When the movie first opens we see a deserted street with empty storefronts. The wind is howling and dirt is flying everywhere. The buildings appear to be rundown and abandoned but later we learn that this is not entirely the case. There is life behind the walls, struggling to survive. Part of the decay and destruction in this film comes from the colliding of the generations. It seems as though there are two main age groups dealt with, the young adult and the middle aged adult. Sonny seems to have a Mrs. Robinson like complex and sleeps with his basketball coaches wife. An interesting scene that displays this is the first time they have sex. They show both of them in the frame undressing. Sonny is stumbling and pulling of his boots as he throws his jacket carelessly on the nearby chair. Simultaneously Ruth is undressing and hanging up her jackets and shirts. It isn't until she is almost completely undressed that she begins to falter and gets stuck in her slip. She is tearing away layers of her past and giving in to Sonny's youth. Nick is an older man that is a force in the small town. He seems to own and control everything that goes on in the tow. He is the epitome of longing. Nick looks at Sonny and Duane as if he wishes he could be young again and swimming with Lois. He talks about how the town was completely different when he was young and how there were mosquito trees back then. The generations collide as Sonny and Duane head off to Mexico. They are carefree and just want to escape and have a good time. As they pull away they say to Nick, "Think the town can get along without us till Monday?" Upon returning they see that the pool hall is closed, and the town is abandoned. Nick has died while they were away and nothing is the same after that moment. Sonny realizes that he can't waste his life anymore.

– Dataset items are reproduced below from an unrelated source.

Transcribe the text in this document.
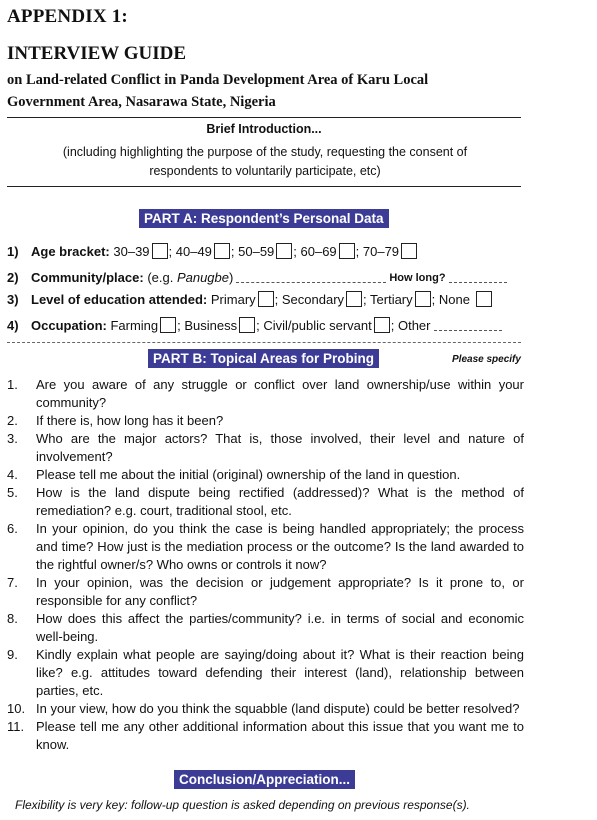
APPENDIX 1:
INTERVIEW GUIDE
on Land-related Conflict in Panda Development Area of Karu Local
Government Area, Nasarawa State, Nigeria
Brief Introduction...
(including highlighting the purpose of the study, requesting the consent of respondents to voluntarily participate, etc)
PART A: Respondent’s Personal Data
1) Age bracket:
30–39 ; 40–49 ; 50–59 ; 60–69 ; 70–79
2) Community/place:
(e.g. Panugbe)	How long?
3) Level of education attended:
Primary ; Secondary ; Tertiary ; None
4) Occupation:
Farming ; Business ; Civil/public servant ; Other
PART B: Topical Areas for Probing	Please specify
1.	Are you aware of any struggle or conflict over land ownership/use within your community?
2.	If there is, how long has it been?
3.	Who are the major actors? That is, those involved, their level and nature of involvement?
4.	Please tell me about the initial (original) ownership of the land in question.
5.	How is the land dispute being rectified (addressed)? What is the method of remediation? e.g. court, traditional stool, etc.
6.	In your opinion, do you think the case is being handled appropriately; the process and time? How just is the mediation process or the outcome? Is the land awarded to the rightful owner/s? Who owns or controls it now?
7.	In your opinion, was the decision or judgement appropriate? Is it prone to, or responsible for any conflict?
8.	How does this affect the parties/community? i.e. in terms of social and economic well-being.
9.	Kindly explain what people are saying/doing about it? What is their reaction being like? e.g. attitudes toward defending their interest (land), relationship between parties, etc.
10. In your view, how do you think the squabble (land dispute) could be better resolved?
11. Please tell me any other additional information about this issue that you want me to know.
Conclusion/Appreciation...
Flexibility is very key: follow-up question is asked depending on previous response(s).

Several times throughout the film we see Billy sweeping. There is also a scene where Nick is using a brush to clean off the pool table. They are both trying to restore things to the way they used to be. Billy's muteness may be the result of many factors, but he is the only neutral character in the movie. He symbolizes both the past and the future. When he dies they seem to collide. The second to last scene also struck me as I was watching it. Sonny has returned to Ruth, seemingly for comfort and out of guilt more then anything else. They are sitting at the table clutching hands, and as the camera fades away there is a gun on the wall pointing towards Sonny's head. It seemed like a very foreboding image as I was watching it, and made me unsure of Sonny's future. He seems to have a good head on his shoulders, unlike many people in the town though. Then the scene fades into an image very much like how it began. The town is desolate once again and the wind is howling through it.